Due to the current master having some possible issues (T375593) we need to switch it over.
Databases on m3: phabricator
When: Thursday 5th at 06:00 AM UTC
Impact: Writes will be disabled for around 1 minute.
Failover process
OLD MASTER: db1159
NEW MASTER: db1213
- Check configuration differences between new and old master
$ pt-config-diff h=db1159.eqiad.wmnet,F=/root/.my.cnf h=db1213.eqiad.wmnet,F=/root/.my.cnf
- Silence alerts on all hosts: sudo cookbook sre.hosts.downtime --hours 1 -r "m3 master switchover T381365" 'A:db-section-m3'
- Topology changes: move everything under db1213
db-switchover --timeout=15 --only-slave-move db1159.eqiad.wmnet db1213.eqiad.wmnet
- Disable puppet db1213 and db1159 sudo cumin 'db1159* or db1213*' 'disable-puppet "primary switchover T381365"'
- Merge gerrit: TO-DO
- Run puppet on dbproxy1026 and dbproxy1020 and check the config
run-puppet-agent && cat /etc/haproxy/conf.d/db-master.cfg
- Start the failover: !log Failover m3 from db1159 to db1213 - T381365
- Set phabricator in RO:
ssh phab1004 sudo /srv/phab/phabricator/bin/config set cluster.read-only true # restart database server sudo /srv/phab/phabricator/bin/config set cluster.read-only false
- DB switchover
root@cumin1001:~/wmfmariadbpy/wmfmariadbpy# db-switchover --skip-slave-move db1159 db1213
- Reload haproxies
dbproxy1026: systemctl reload haproxy && echo "show stat" | socat /run/haproxy/haproxy.sock stdio dbproxy1020: systemctl reload haproxy && echo "show stat" | socat /run/haproxy/haproxy.sock stdio
- kill connections on the old master (db1159)
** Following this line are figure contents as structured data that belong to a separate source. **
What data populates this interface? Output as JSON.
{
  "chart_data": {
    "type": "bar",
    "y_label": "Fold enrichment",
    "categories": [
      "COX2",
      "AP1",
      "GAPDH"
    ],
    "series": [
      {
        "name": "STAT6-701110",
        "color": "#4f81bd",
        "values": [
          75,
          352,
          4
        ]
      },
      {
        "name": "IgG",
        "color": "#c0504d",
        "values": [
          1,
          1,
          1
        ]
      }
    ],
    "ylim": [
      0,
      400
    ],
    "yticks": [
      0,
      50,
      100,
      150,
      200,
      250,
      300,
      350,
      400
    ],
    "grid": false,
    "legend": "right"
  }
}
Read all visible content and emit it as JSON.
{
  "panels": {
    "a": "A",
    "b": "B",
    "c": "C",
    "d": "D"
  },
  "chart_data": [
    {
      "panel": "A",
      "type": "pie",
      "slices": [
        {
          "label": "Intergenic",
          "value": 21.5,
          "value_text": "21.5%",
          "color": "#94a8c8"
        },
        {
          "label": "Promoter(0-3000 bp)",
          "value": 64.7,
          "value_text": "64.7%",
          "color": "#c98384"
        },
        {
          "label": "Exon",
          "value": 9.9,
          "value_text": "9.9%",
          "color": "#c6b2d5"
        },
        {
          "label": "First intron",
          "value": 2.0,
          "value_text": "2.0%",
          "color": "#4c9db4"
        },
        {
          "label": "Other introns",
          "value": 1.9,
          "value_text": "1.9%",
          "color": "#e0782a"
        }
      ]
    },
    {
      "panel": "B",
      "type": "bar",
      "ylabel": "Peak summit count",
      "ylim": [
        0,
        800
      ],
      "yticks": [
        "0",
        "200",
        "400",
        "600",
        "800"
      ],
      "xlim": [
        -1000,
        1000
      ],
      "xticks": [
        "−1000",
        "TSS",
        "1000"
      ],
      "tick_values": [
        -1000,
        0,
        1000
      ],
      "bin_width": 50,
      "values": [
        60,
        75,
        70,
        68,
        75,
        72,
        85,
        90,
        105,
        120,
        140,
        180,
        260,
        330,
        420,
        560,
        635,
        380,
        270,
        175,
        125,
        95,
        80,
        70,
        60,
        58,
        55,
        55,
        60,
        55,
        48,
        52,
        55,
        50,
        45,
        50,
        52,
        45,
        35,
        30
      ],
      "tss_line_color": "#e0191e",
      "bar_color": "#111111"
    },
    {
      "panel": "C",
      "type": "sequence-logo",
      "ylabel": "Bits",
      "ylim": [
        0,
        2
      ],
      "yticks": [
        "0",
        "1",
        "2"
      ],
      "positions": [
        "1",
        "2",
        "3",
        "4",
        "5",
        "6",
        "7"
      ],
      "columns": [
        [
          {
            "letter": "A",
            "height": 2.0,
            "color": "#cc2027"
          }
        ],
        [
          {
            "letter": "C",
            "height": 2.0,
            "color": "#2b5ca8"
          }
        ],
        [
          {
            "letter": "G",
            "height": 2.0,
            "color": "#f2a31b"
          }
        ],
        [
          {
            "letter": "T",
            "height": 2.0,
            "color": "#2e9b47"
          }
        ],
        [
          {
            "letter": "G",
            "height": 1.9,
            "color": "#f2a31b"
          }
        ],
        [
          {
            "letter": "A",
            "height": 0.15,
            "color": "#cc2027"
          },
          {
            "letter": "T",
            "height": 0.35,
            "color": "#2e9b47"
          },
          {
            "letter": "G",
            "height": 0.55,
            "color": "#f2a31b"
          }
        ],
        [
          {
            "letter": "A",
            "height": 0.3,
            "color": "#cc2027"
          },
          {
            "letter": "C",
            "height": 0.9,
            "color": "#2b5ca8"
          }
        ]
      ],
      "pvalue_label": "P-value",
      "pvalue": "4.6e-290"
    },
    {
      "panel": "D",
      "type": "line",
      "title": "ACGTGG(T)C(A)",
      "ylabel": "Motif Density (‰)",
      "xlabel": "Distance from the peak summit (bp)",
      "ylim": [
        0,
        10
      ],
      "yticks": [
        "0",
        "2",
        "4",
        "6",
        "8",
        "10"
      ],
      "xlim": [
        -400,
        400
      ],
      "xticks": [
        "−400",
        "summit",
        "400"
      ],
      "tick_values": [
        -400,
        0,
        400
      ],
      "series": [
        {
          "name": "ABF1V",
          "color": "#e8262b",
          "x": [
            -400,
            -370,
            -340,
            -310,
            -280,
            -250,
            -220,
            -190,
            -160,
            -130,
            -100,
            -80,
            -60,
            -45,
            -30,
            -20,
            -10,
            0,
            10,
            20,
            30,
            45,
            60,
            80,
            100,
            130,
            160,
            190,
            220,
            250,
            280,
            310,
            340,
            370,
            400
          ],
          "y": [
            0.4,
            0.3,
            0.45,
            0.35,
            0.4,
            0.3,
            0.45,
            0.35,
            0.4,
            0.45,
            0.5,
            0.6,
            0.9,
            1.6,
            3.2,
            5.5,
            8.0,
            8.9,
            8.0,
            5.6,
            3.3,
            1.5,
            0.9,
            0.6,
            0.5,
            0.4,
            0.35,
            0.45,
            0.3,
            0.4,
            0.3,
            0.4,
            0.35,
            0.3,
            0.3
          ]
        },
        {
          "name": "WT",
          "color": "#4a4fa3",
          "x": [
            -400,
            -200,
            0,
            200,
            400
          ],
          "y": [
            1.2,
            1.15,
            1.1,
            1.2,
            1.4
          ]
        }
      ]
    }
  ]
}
pt-kill --print --kill --victims all --match-all F=/dev/null,S=/run/mysqld/mysqld.sock
- Restart puppet on old and new masters (for heartbeat): db1213 and db1159 sudo cumin 'db1213* or db1159*' 'run-puppet-agent -e "primary switchover T381365"'
- Check services affected: phabricator
- Clean orchestrator heartbeat to remove the old masters' one, otherwise Orchestrator will show lag: delete from heartbeat where server_id=171966512;